Given the deficiencies in the ALJ's step four analysis, it is recommended that this case be remanded for further proceedings. In addition, it is recommended that assignment to a different ALJ be ordered on remand. “[A] fresh look by another ALJ would be beneficial,” given that this particular ALJ already has undertaken two unsuccessful attempts to conduct a proper analysis. Collado v. Astrue, No. 05-CV-3337 KMK/LMS, 2009 WL 2778664, at *3 (S.D.N.Y. Aug. 31, 2009)(citations omitted); see also McClaney v. Astrue, No. 10-CV-5421 JG JO, 2012 WL 3777413, at *20 (E.D.N.Y. Aug. 10, 2012)(collecting cases).
IV. CONCLUSION
For the foregoing reasons, it is respectfully recommended that Plaintiff's Motion for Judgment on the Pleadings (Docket No. 20) should be GRANTED; the Commissioner's Motion for Judgment on the Pleadings (Docket No. 22) should be DENIED; and this case should be remanded for further proceedings under sentence four of section 405 (g) of the Social Security Act.

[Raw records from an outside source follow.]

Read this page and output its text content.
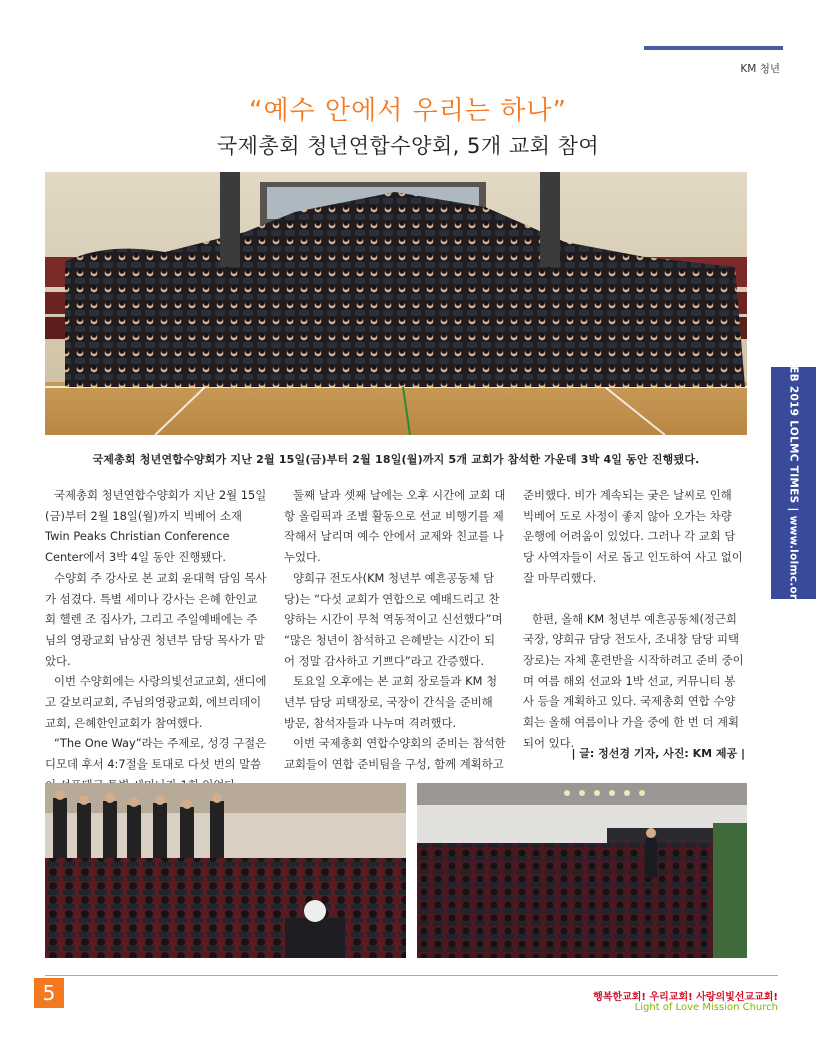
KM 청년
“예수 안에서 우리는 하나”
국제총회 청년연합수양회, 5개 교회 참여
국제총회 청년연합수양회가 지난 2월 15일(금)부터 2월 18일(월)까지 5개 교회가 참석한 가운데 3박 4일 동안 진행됐다.

국제총회 청년연합수양회가 지난 2월 15일(금)부터 2월 18일(월)까지 빅베어 소재 Twin Peaks Christian Conference Center에서 3박 4일 동안 진행됐다.

수양회 주 강사로 본 교회 윤대혁 담임 목사가 섬겼다. 특별 세미나 강사는 은혜 한인교회 헬렌 조 집사가, 그리고 주일예배에는 주님의 영광교회 남상권 청년부 담당 목사가 맡았다.

이번 수양회에는 사랑의빛선교교회, 샌디에고 갈보리교회, 주님의영광교회, 에브리데이교회, 은혜한인교회가 참여했다.

“The One Way”라는 주제로, 성경 구절은 디모데 후서 4:7절을 토대로 다섯 번의 말씀

둘째 날과 셋째 날에는 오후 시간에 교회 대항 올림픽과 조별 활동으로 선교 비행기를 제작해서 날리며 예수 안에서 교제와 친교를 나누었다.

양희규 전도사(KM 청년부 예흔공동체 담당)는 “다섯 교회가 연합으로 예배드리고 찬양하는 시간이 무척 역동적이고 신선했다”며 “많은 청년이 참석하고 은혜받는 시간이 되어 정말 감사하고 기쁘다”라고 간증했다.

토요일 오후에는 본 교회 장로들과 KM 청년부 담당 피택장로, 국장이 간식을 준비해 방문, 참석자들과 나누며 격려했다.

이번 국제총회 연합수양회의 준비는 참석한 교회들이 연합 준비팀을 구성, 함께 계획하고

준비했다. 비가 계속되는 궂은 날씨로 인해 빅베어 도로 사정이 좋지 않아 오가는 차량 운행에 어려움이 있었다. 그러나 각 교회 담당 사역자들이 서로 돕고 인도하여 사고 없이 잘 마무리했다.

한편, 올해 KM 청년부 예흔공동체(정근희 국장, 양희규 담당 전도사, 조내창 담당 피택장로)는 자체 훈련반을 시작하려고 준비 중이며 여름 해외 선교와 1박 선교, 커뮤니티 봉사 등을 계획하고 있다. 국제총회 연합 수양회는 올해 여름이나 가을 중에 한 번 더 계획되어 있다.

| 글: 정선경 기자, 사진: KM 제공 |
FEB 2019 LOLMC TIMES | www.lolmc.org
5	행복한교회! 우리교회! 사랑의빛선교교회!
Light of Love Mission Church
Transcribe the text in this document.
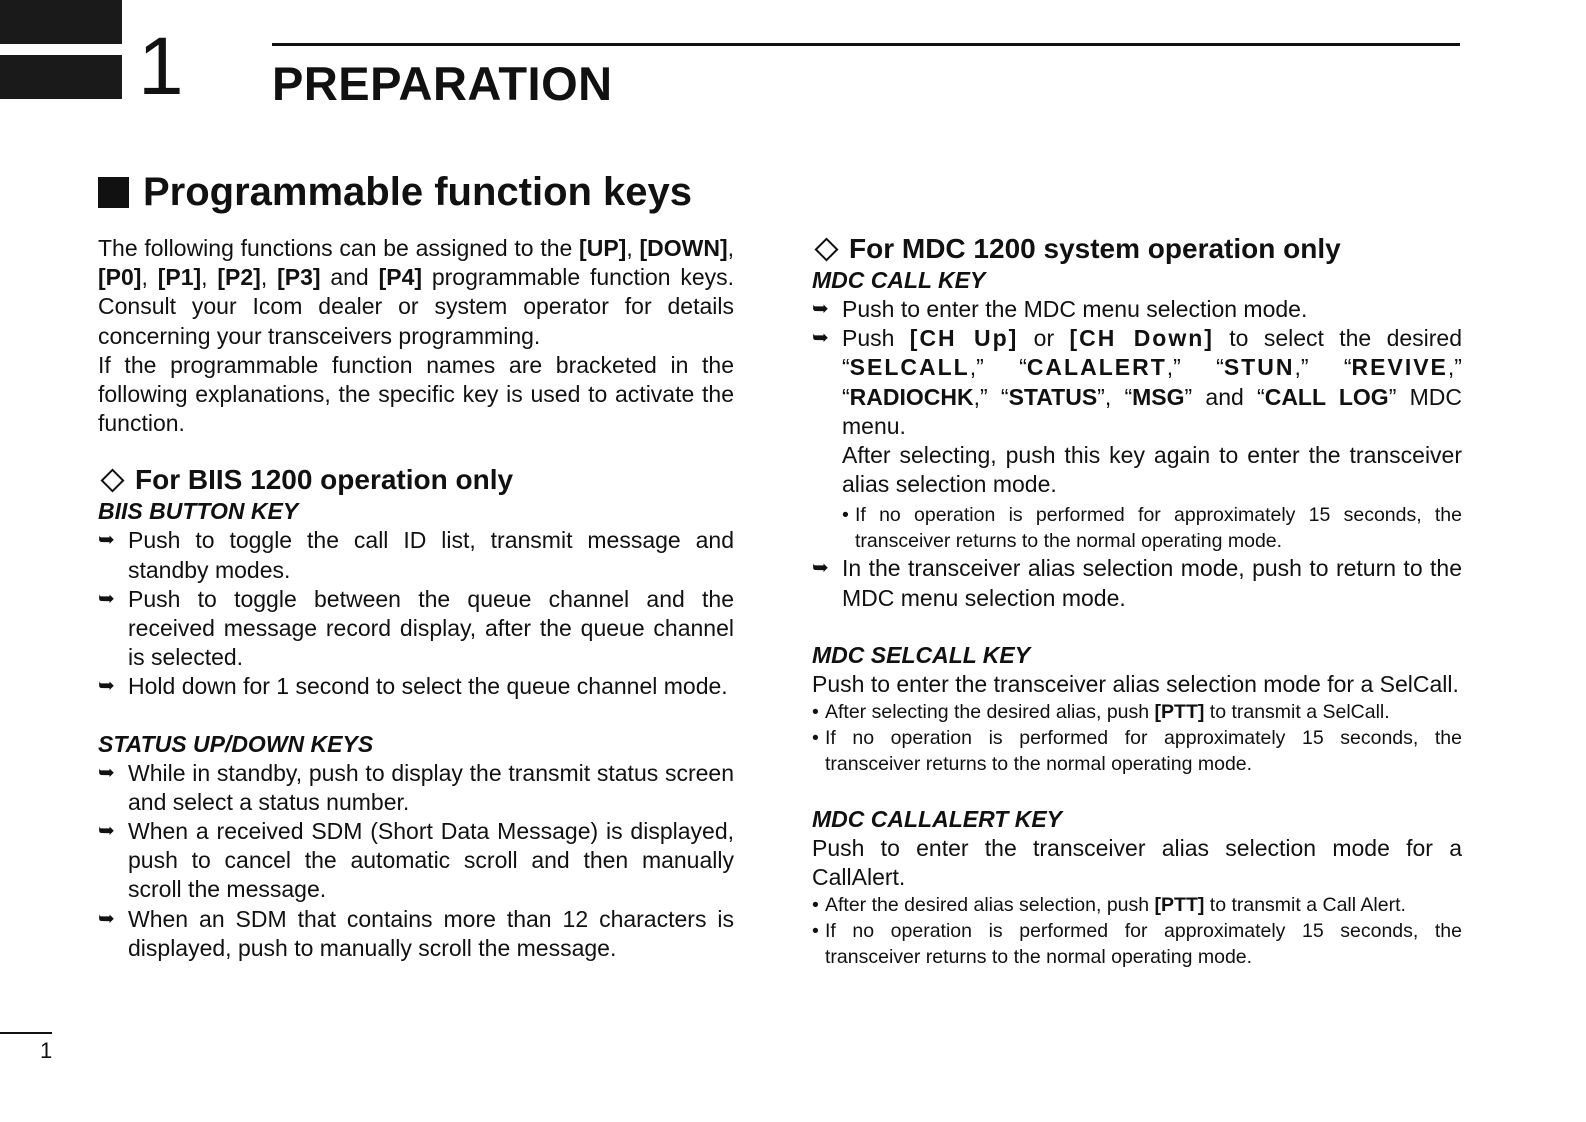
1 PREPARATION
Programmable function keys
The following functions can be assigned to the [UP], [DOWN], [P0], [P1], [P2], [P3] and [P4] programmable function keys. Consult your Icom dealer or system operator for details concerning your transceivers programming.
If the programmable function names are bracketed in the following explanations, the specific key is used to activate the function.
For BIIS 1200 operation only
BIIS BUTTON KEY
➥ Push to toggle the call ID list, transmit message and standby modes.
➥ Push to toggle between the queue channel and the received message record display, after the queue channel is selected.
➥ Hold down for 1 second to select the queue channel mode.
STATUS UP/DOWN KEYS
➥ While in standby, push to display the transmit status screen and select a status number.
➥ When a received SDM (Short Data Message) is displayed, push to cancel the automatic scroll and then manually scroll the message.
➥ When an SDM that contains more than 12 characters is displayed, push to manually scroll the message.
For MDC 1200 system operation only
MDC CALL KEY
➥ Push to enter the MDC menu selection mode.
➥ Push [CH Up] or [CH Down] to select the desired “SELCALL,” “CALALERT,” “STUN,” “REVIVE,” “RADIOCHK,” “STATUS”, “MSG” and “CALL LOG” MDC menu.
After selecting, push this key again to enter the transceiver alias selection mode.
• If no operation is performed for approximately 15 seconds, the transceiver returns to the normal operating mode.
➥ In the transceiver alias selection mode, push to return to the MDC menu selection mode.
MDC SELCALL KEY
Push to enter the transceiver alias selection mode for a SelCall.
• After selecting the desired alias, push [PTT] to transmit a SelCall.
• If no operation is performed for approximately 15 seconds, the transceiver returns to the normal operating mode.
MDC CALLALERT KEY
Push to enter the transceiver alias selection mode for a CallAlert.
• After the desired alias selection, push [PTT] to transmit a Call Alert.
• If no operation is performed for approximately 15 seconds, the transceiver returns to the normal operating mode.
1
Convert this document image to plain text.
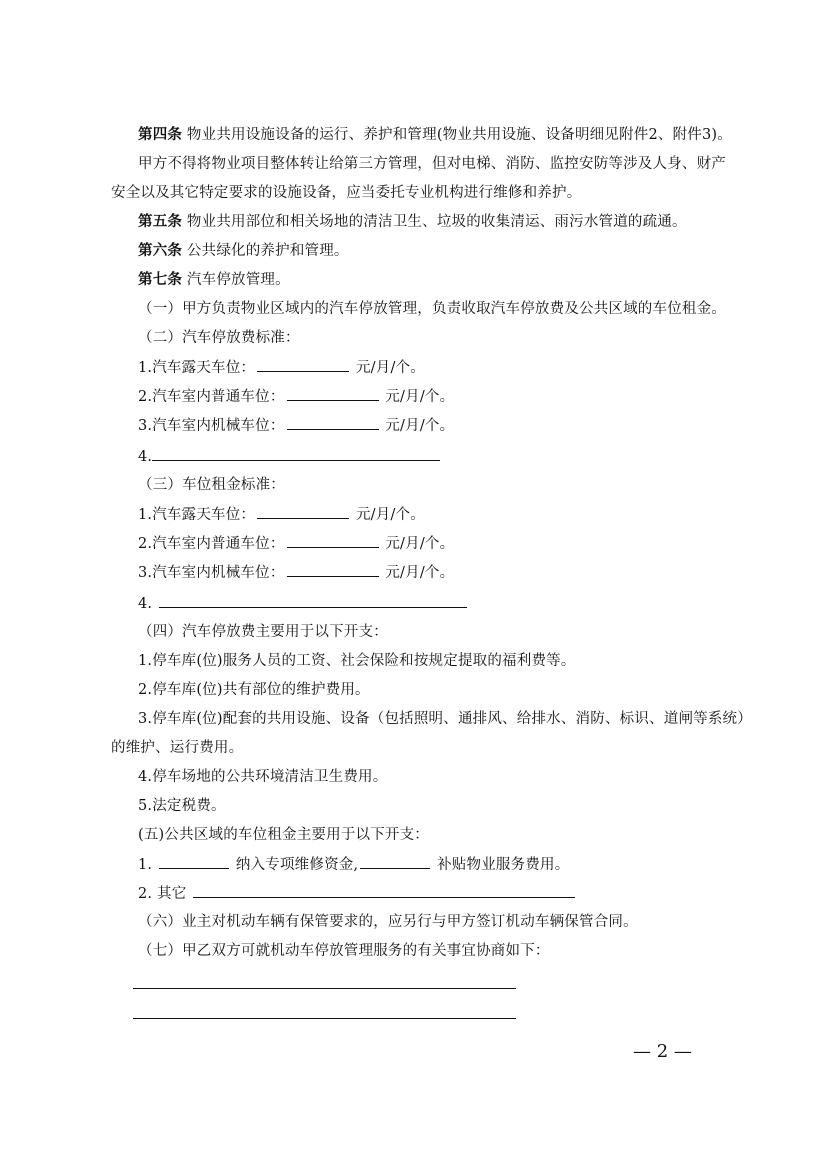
第四条 物业共用设施设备的运行、养护和管理(物业共用设施、设备明细见附件2、附件3)。
甲方不得将物业项目整体转让给第三方管理，但对电梯、消防、监控安防等涉及人身、财产
安全以及其它特定要求的设施设备，应当委托专业机构进行维修和养护。
第五条 物业共用部位和相关场地的清洁卫生、垃圾的收集清运、雨污水管道的疏通。
第六条 公共绿化的养护和管理。
第七条 汽车停放管理。
（一）甲方负责物业区域内的汽车停放管理，负责收取汽车停放费及公共区域的车位租金。
（二）汽车停放费标准：
1.汽车露天车位：	元/月/个。
2.汽车室内普通车位：	元/月/个。
3.汽车室内机械车位：	元/月/个。
4.
（三）车位租金标准：
1.汽车露天车位：	元/月/个。
2.汽车室内普通车位：	元/月/个。
3.汽车室内机械车位：	元/月/个。
4.
（四）汽车停放费主要用于以下开支：
1.停车库(位)服务人员的工资、社会保险和按规定提取的福利费等。
2.停车库(位)共有部位的维护费用。
3.停车库(位)配套的共用设施、设备（包括照明、通排风、给排水、消防、标识、道闸等系统）
的维护、运行费用。
4.停车场地的公共环境清洁卫生费用。
5.法定税费。
(五)公共区域的车位租金主要用于以下开支：
1.	纳入专项维修资金,	补贴物业服务费用。
2. 其它
（六）业主对机动车辆有保管要求的，应另行与甲方签订机动车辆保管合同。
（七）甲乙双方可就机动车停放管理服务的有关事宜协商如下：
— 2 —
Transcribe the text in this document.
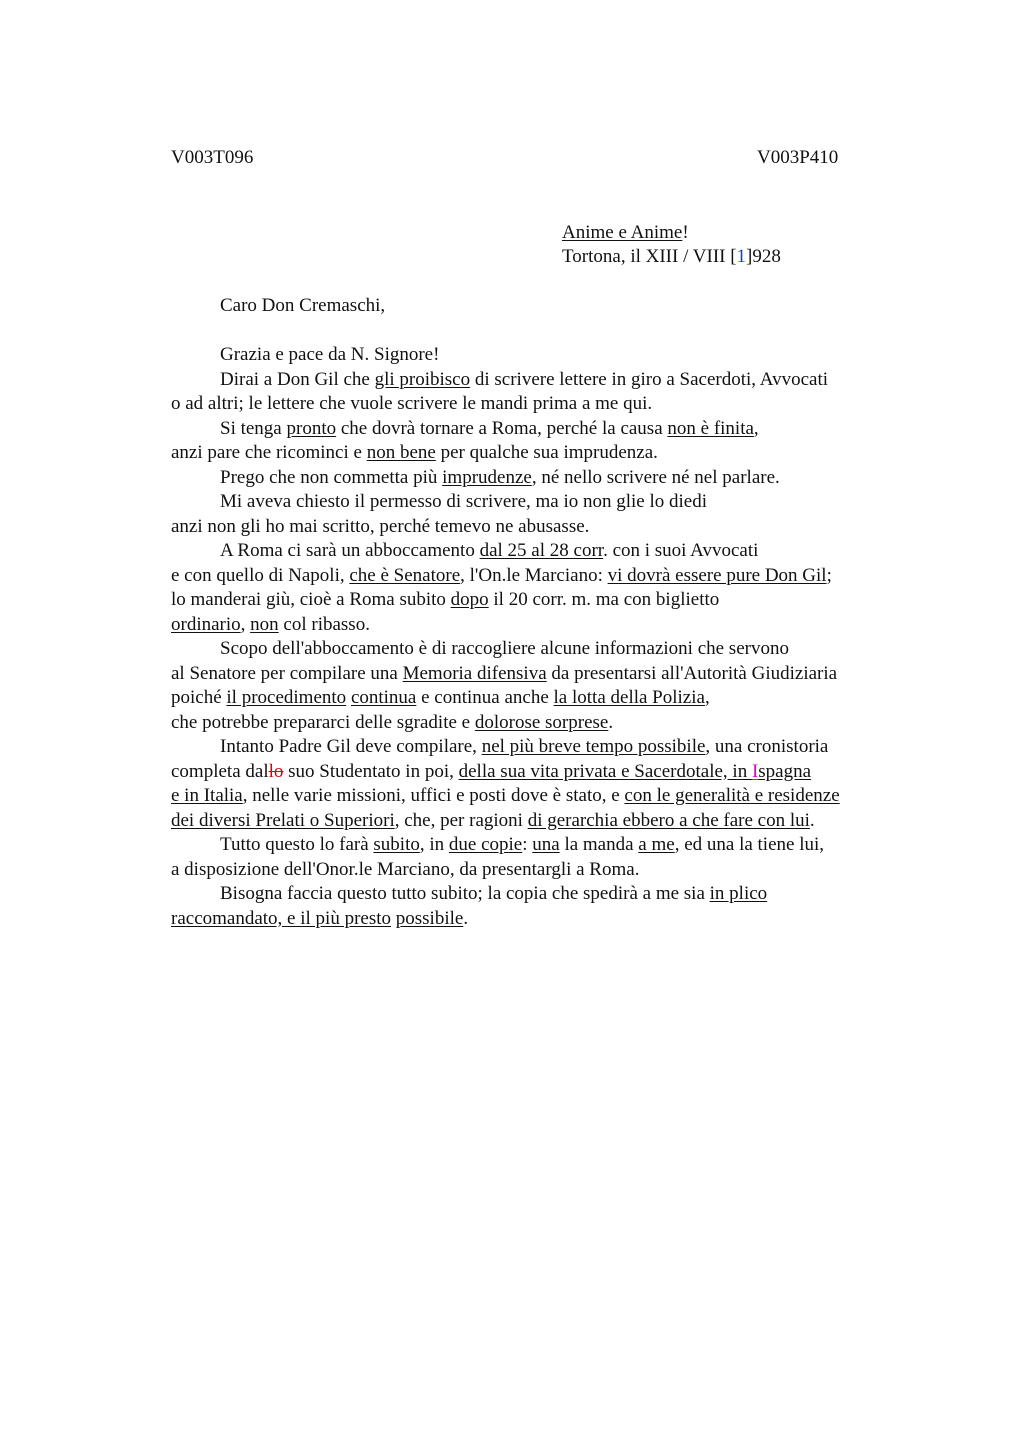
V003T096	V003P410
Anime e Anime!
Tortona, il XIII / VIII [1]928
Caro Don Cremaschi,
Grazia e pace da N. Signore!
Dirai a Don Gil che gli proibisco di scrivere lettere in giro a Sacerdoti, Avvocati
o ad altri; le lettere che vuole scrivere le mandi prima a me qui.
Si tenga pronto che dovrà tornare a Roma, perché la causa non è finita,
anzi pare che ricominci e non bene per qualche sua imprudenza.
Prego che non commetta più imprudenze, né nello scrivere né nel parlare.
Mi aveva chiesto il permesso di scrivere, ma io non glie lo diedi
anzi non gli ho mai scritto, perché temevo ne abusasse.
A Roma ci sarà un abboccamento dal 25 al 28 corr. con i suoi Avvocati
e con quello di Napoli, che è Senatore, l'On.le Marciano: vi dovrà essere pure Don Gil;
lo manderai giù, cioè a Roma subito dopo il 20 corr. m. ma con biglietto
ordinario, non col ribasso.
Scopo dell'abboccamento è di raccogliere alcune informazioni che servono
al Senatore per compilare una Memoria difensiva da presentarsi all'Autorità Giudiziaria
poiché il procedimento continua e continua anche la lotta della Polizia,
che potrebbe prepararci delle sgradite e dolorose sorprese.
Intanto Padre Gil deve compilare, nel più breve tempo possibile, una cronistoria
completa dallo suo Studentato in poi, della sua vita privata e Sacerdotale, in Ispagna
e in Italia, nelle varie missioni, uffici e posti dove è stato, e con le generalità e residenze
dei diversi Prelati o Superiori, che, per ragioni di gerarchia ebbero a che fare con lui.
Tutto questo lo farà subito, in due copie: una la manda a me, ed una la tiene lui,
a disposizione dell'Onor.le Marciano, da presentargli a Roma.
Bisogna faccia questo tutto subito; la copia che spedirà a me sia in plico
raccomandato, e il più presto possibile.
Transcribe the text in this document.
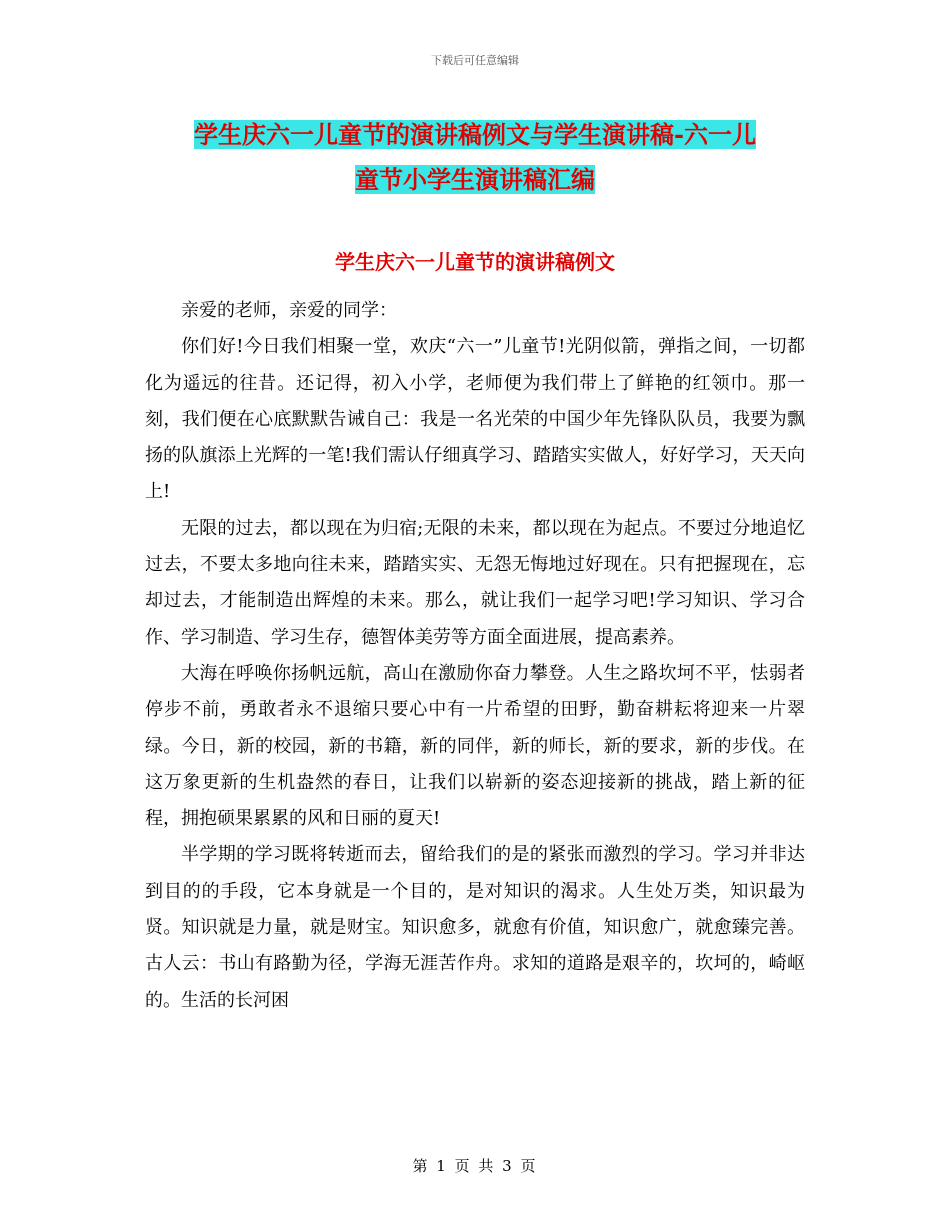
下载后可任意编辑
学生庆六一儿童节的演讲稿例文与学生演讲稿-六一儿
童节小学生演讲稿汇编
学生庆六一儿童节的演讲稿例文

亲爱的老师，亲爱的同学：

你们好!今日我们相聚一堂，欢庆“六一”儿童节!光阴似箭，弹指之间，一切都化为遥远的往昔。还记得，初入小学，老师便为我们带上了鲜艳的红领巾。那一刻，我们便在心底默默告诫自己：我是一名光荣的中国少年先锋队队员，我要为飘扬的队旗添上光辉的一笔!我们需认仔细真学习、踏踏实实做人，好好学习，天天向上!

无限的过去，都以现在为归宿;无限的未来，都以现在为起点。不要过分地追忆过去，不要太多地向往未来，踏踏实实、无怨无悔地过好现在。只有把握现在，忘却过去，才能制造出辉煌的未来。那么，就让我们一起学习吧!学习知识、学习合作、学习制造、学习生存，德智体美劳等方面全面进展，提高素养。

大海在呼唤你扬帆远航，高山在激励你奋力攀登。人生之路坎坷不平，怯弱者停步不前，勇敢者永不退缩只要心中有一片希望的田野，勤奋耕耘将迎来一片翠绿。今日，新的校园，新的书籍，新的同伴，新的师长，新的要求，新的步伐。在这万象更新的生机盎然的春日，让我们以崭新的姿态迎接新的挑战，踏上新的征程，拥抱硕果累累的风和日丽的夏天!

半学期的学习既将转逝而去，留给我们的是的紧张而激烈的学习。学习并非达到目的的手段，它本身就是一个目的，是对知识的渴求。人生处万类，知识最为贤。知识就是力量，就是财宝。知识愈多，就愈有价值，知识愈广，就愈臻完善。古人云：书山有路勤为径，学海无涯苦作舟。求知的道路是艰辛的，坎坷的，崎岖的。生活的长河困

第 1 页 共 3 页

PROCEDURE FOR FILING OBJECTIONS TO THIS REPORT AND RECOMMENDATION
Pursuant to 28 U.S.C. § 636(b)(1) and Rule 72(b) of the Federal Rules of Civil Procedure, the parties have fourteen (14) days (including weekends and holidays) from service of this Report and Recommendation to file any objections. See also Fed.R.Civ.P. 6(a), (b), (d). A party may respond to any objections within 14 days after being served. Any objections and responses shall be filed with the Clerk of the Court. Any request for an extension of time to file objections or responses must be directed to the District Judge. If a party fails to file timely objections, that party will not be permitted to raise any objections to this Report and Recommendation on appeal. See Thomas v. Arn, 474 U.S. 140 (1985); Wagner & Wagner, LLP v. Atkinson, Haskins, Nellis, Brittingham, Gladd & Carwile, P.C., 596 F.3d 84, 92 (2d Cir. 2010).